BOLIVIA—County commissioners are a week away from hearing the results of a salary study that’s been in the works for the past six months.

But at Monday’s county meeting, they decided one position couldn’t wait another day.

County manager Marty Lawing reported that due to recent economic conditions, the code enforcement office staff has dwindled from a one-time high of three officers, one administrator and an assistant to only one officer and an administrator.

With only one person in the field to handle calls, they can’t meet all the code enforcement needs in the county.

So Lawing proposed reclassifying the administrator role to an officer.

“It would have more impact if we had another code enforcement officer. Rather than have an employee sitting in the office, they can be out in the field,” Lawing said.

Commissioners questioned whether the code enforcement position needed immediate attention when board members will hear a full presentation on job reclassification needs from Evergreen Solutions at the county budget workshop Feb. 28.

“Any reason not to wait until after Evergreen makes its presentation?” commissioner Frank Williams asked.

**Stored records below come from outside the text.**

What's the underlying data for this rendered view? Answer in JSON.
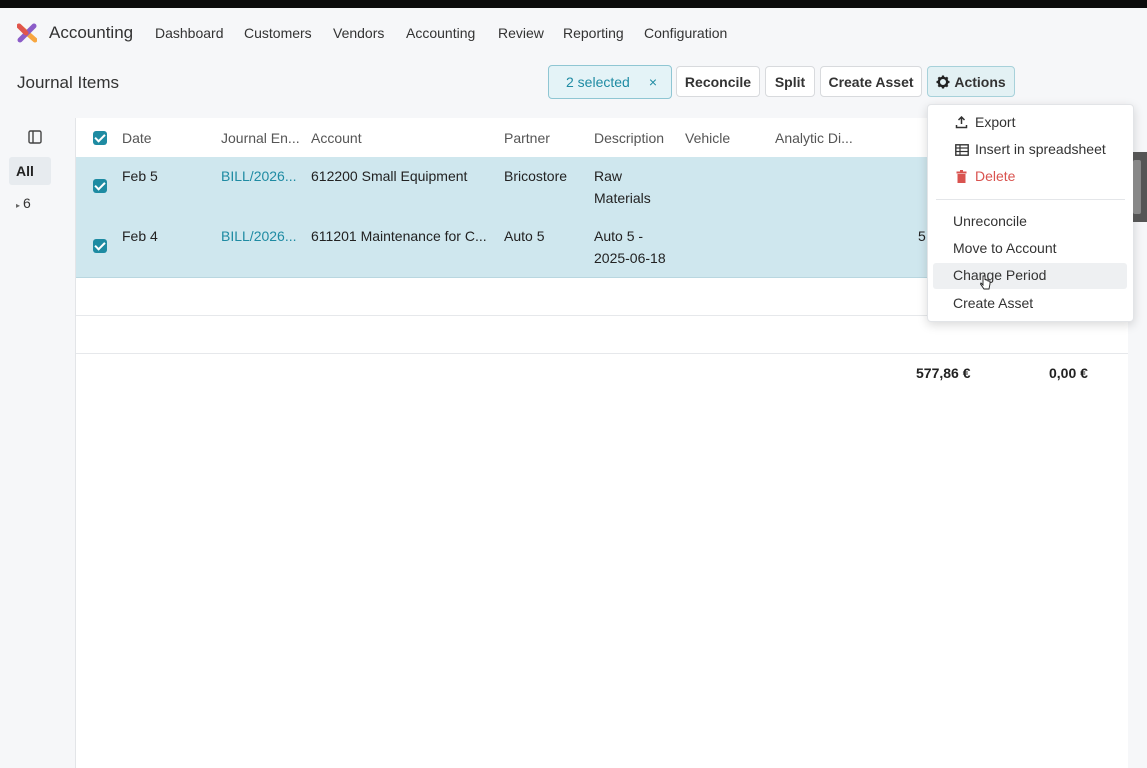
{
  "navbar": {
    "app_name": "Accounting",
    "items": [
      "Dashboard",
      "Customers",
      "Vendors",
      "Accounting",
      "Review",
      "Reporting",
      "Configuration"
    ]
  },
  "control_panel": {
    "title": "Journal Items",
    "selected_label": "2 selected",
    "clear_icon": "×",
    "buttons": {
      "reconcile": "Reconcile",
      "split": "Split",
      "create_asset": "Create Asset",
      "actions": "Actions"
    }
  },
  "side_panel": {
    "all_label": "All",
    "group_label": "6"
  },
  "table": {
    "headers": [
      "Date",
      "Journal En...",
      "Account",
      "Partner",
      "Description",
      "Vehicle",
      "Analytic Di..."
    ],
    "rows": [
      {
        "date": "Feb 5",
        "journal": "BILL/2026...",
        "account": "612200 Small Equipment",
        "partner": "Bricostore",
        "description_line1": "Raw",
        "description_line2": "Materials",
        "trailing": ""
      },
      {
        "date": "Feb 4",
        "journal": "BILL/2026...",
        "account": "611201 Maintenance for C...",
        "partner": "Auto 5",
        "description_line1": "Auto 5 -",
        "description_line2": "2025-06-18",
        "trailing": "5"
      }
    ],
    "totals": {
      "debit": "577,86 €",
      "credit": "0,00 €"
    }
  },
  "actions_menu": {
    "items": [
      {
        "key": "export",
        "label": "Export",
        "icon": "upload-icon"
      },
      {
        "key": "insert",
        "label": "Insert in spreadsheet",
        "icon": "spreadsheet-icon"
      },
      {
        "key": "delete",
        "label": "Delete",
        "icon": "trash-icon"
      },
      {
        "key": "unreconcile",
        "label": "Unreconcile"
      },
      {
        "key": "move",
        "label": "Move to Account"
      },
      {
        "key": "change_period",
        "label": "Change Period"
      },
      {
        "key": "create_asset",
        "label": "Create Asset"
      }
    ]
  },
  "colors": {
    "accent": "#1f8ba3",
    "selected_row": "#cfe7ee",
    "danger": "#d9534f"
  }
}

Lawing said there was no other reason than anticipating filling the position by May.

The county could begin advertising the position next week with commissioners’ approval.

“If there is no hurry to reclassify (code enforcement), I want to hear what Evergreen says about it,” commissioner Pat Sykes said.

But commissioner Scott Phillips pointed out the reason it was brought up was because there is a need to fill the position.

“One developer has had 35 violations. The code enforcement operation is complaint driven,” chairman Phil Norris said. “There is a desperate need for that position to be filled.”

Phillips added if the staff has been bare bones and a minor change can help improve its efficiency, he supported it. He made a motion to approve the job reclassification.

Commissioners approved the move 4-1. Sykes voted against it, saying she would rather wait for the salary study.

Board members also decided to host a budget workshop in the commissioners’ meeting room in the David R. Sandifer buildingCounty Administration Building at 30 Government Center Drive in Bolivia.

“I recommend we have (the budget workshop) here. We have the audio system, good lighting, a lot of good things going on here. It’s the perfect place for it,” commissioner Marty Cooke said.

“There’s a benefit to the way we’ve done it in the past. It’s less formal,” Norris added.

Cooke said past budget retreats have been in buildings that did not allow enough room for commissioners and staff, much less anyone interested in attending the meeting.

Cooke made a motion to have the budget meeting in the commissioners’ meeting room, which was approved 4-1, with Norris voting against it.